More specifically, seeking to a known location in the uncompressed data. So not just seeking to “the nearest record boundary”, but seeking to “position 100000000 in the uncompressed data”. I can see that if the writer kept track of this information on the side it would be available; my question is more about the standard formats (e.g. LZO compression in SequenceFile) supporting this without additional work.
From: Rahul Bhattacharjee [mailto:[EMAIL PROTECTED]]
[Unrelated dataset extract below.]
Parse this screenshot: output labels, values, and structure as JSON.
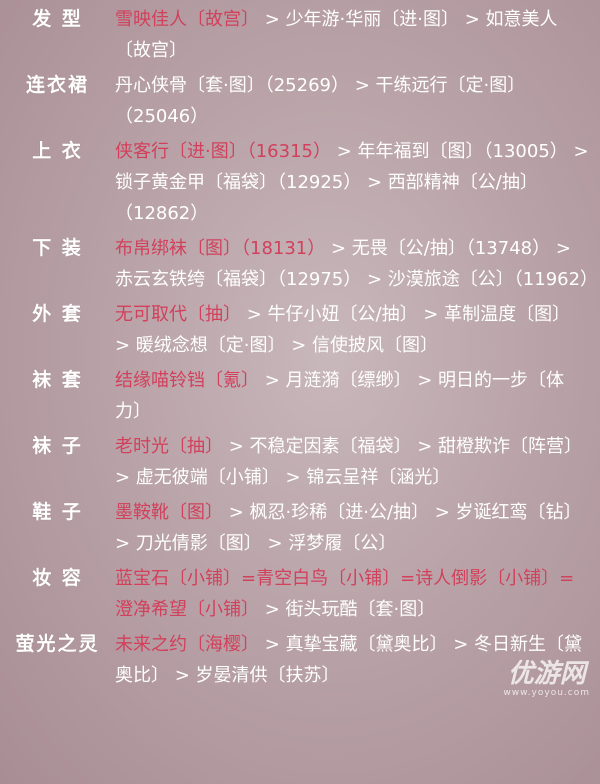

Sent: Friday, May 24, 2013 1:00 AM
To: [EMAIL PROTECTED]
Subject: Re: splittable vs seekable compressed formats
Yeah , I think John meant seeking to record boundaries.
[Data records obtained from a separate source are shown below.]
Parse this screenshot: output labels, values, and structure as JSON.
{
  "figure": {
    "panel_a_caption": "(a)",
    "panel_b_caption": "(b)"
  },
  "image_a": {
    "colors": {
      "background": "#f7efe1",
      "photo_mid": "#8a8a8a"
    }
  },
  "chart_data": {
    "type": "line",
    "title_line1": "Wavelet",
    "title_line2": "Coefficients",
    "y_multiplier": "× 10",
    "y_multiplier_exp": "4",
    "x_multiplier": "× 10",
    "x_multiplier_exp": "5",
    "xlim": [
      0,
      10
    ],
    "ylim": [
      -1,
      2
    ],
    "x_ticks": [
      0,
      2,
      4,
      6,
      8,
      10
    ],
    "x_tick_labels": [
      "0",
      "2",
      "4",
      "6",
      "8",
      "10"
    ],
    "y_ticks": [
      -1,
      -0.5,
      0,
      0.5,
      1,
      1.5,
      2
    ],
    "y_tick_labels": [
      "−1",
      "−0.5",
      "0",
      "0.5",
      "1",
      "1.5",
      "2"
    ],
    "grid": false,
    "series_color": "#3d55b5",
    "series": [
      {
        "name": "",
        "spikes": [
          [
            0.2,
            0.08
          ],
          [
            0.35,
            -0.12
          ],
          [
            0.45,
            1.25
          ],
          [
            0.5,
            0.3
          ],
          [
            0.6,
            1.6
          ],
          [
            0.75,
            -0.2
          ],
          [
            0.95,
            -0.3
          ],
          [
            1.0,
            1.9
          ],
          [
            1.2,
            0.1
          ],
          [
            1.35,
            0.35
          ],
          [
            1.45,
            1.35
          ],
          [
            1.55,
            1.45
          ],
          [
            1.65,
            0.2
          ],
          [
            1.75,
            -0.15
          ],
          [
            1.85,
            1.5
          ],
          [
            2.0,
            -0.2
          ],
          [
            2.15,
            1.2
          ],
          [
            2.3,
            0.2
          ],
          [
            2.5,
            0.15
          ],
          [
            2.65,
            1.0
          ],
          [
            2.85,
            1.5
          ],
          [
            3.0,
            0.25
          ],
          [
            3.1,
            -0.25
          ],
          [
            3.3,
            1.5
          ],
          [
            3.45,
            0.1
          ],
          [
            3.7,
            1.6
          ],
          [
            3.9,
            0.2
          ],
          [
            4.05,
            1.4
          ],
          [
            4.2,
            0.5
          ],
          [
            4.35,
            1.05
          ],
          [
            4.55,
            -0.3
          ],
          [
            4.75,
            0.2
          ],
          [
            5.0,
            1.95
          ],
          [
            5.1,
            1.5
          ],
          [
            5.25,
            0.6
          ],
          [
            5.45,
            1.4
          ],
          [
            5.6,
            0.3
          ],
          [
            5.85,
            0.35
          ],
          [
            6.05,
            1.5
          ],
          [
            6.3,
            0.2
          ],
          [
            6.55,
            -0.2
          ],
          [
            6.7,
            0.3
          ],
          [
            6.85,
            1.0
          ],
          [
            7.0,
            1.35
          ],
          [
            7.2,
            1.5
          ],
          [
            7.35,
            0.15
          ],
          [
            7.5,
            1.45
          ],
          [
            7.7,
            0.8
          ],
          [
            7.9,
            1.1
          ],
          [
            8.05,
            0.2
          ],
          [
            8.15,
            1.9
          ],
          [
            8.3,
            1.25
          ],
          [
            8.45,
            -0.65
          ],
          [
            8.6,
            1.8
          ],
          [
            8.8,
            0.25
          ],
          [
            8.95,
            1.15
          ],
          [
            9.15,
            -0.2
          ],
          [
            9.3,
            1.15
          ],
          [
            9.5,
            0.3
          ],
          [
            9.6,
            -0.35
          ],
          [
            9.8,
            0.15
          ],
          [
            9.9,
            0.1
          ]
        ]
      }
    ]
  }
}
On Fri, May 24, 2013 at 12:22 PM, Harsh J <[EMAIL PROTECTED]<mailto:[EMAIL PROTECTED]>> wrote:
SequenceFiles should be seekable provided you know/manage their sync
points during writes I think. With LZO this may be non-trivial.
On Thu, May 23, 2013 at 11:01 PM, John Lilley <[EMAIL PROTECTED]<mailto:[EMAIL PROTECTED]>> wrote:
> I’ve read about splittable compressed formats in Hadoop. Are any of these
> formats also “seekable” (in other words, be able to seek to an absolute
> location in the uncompressed data).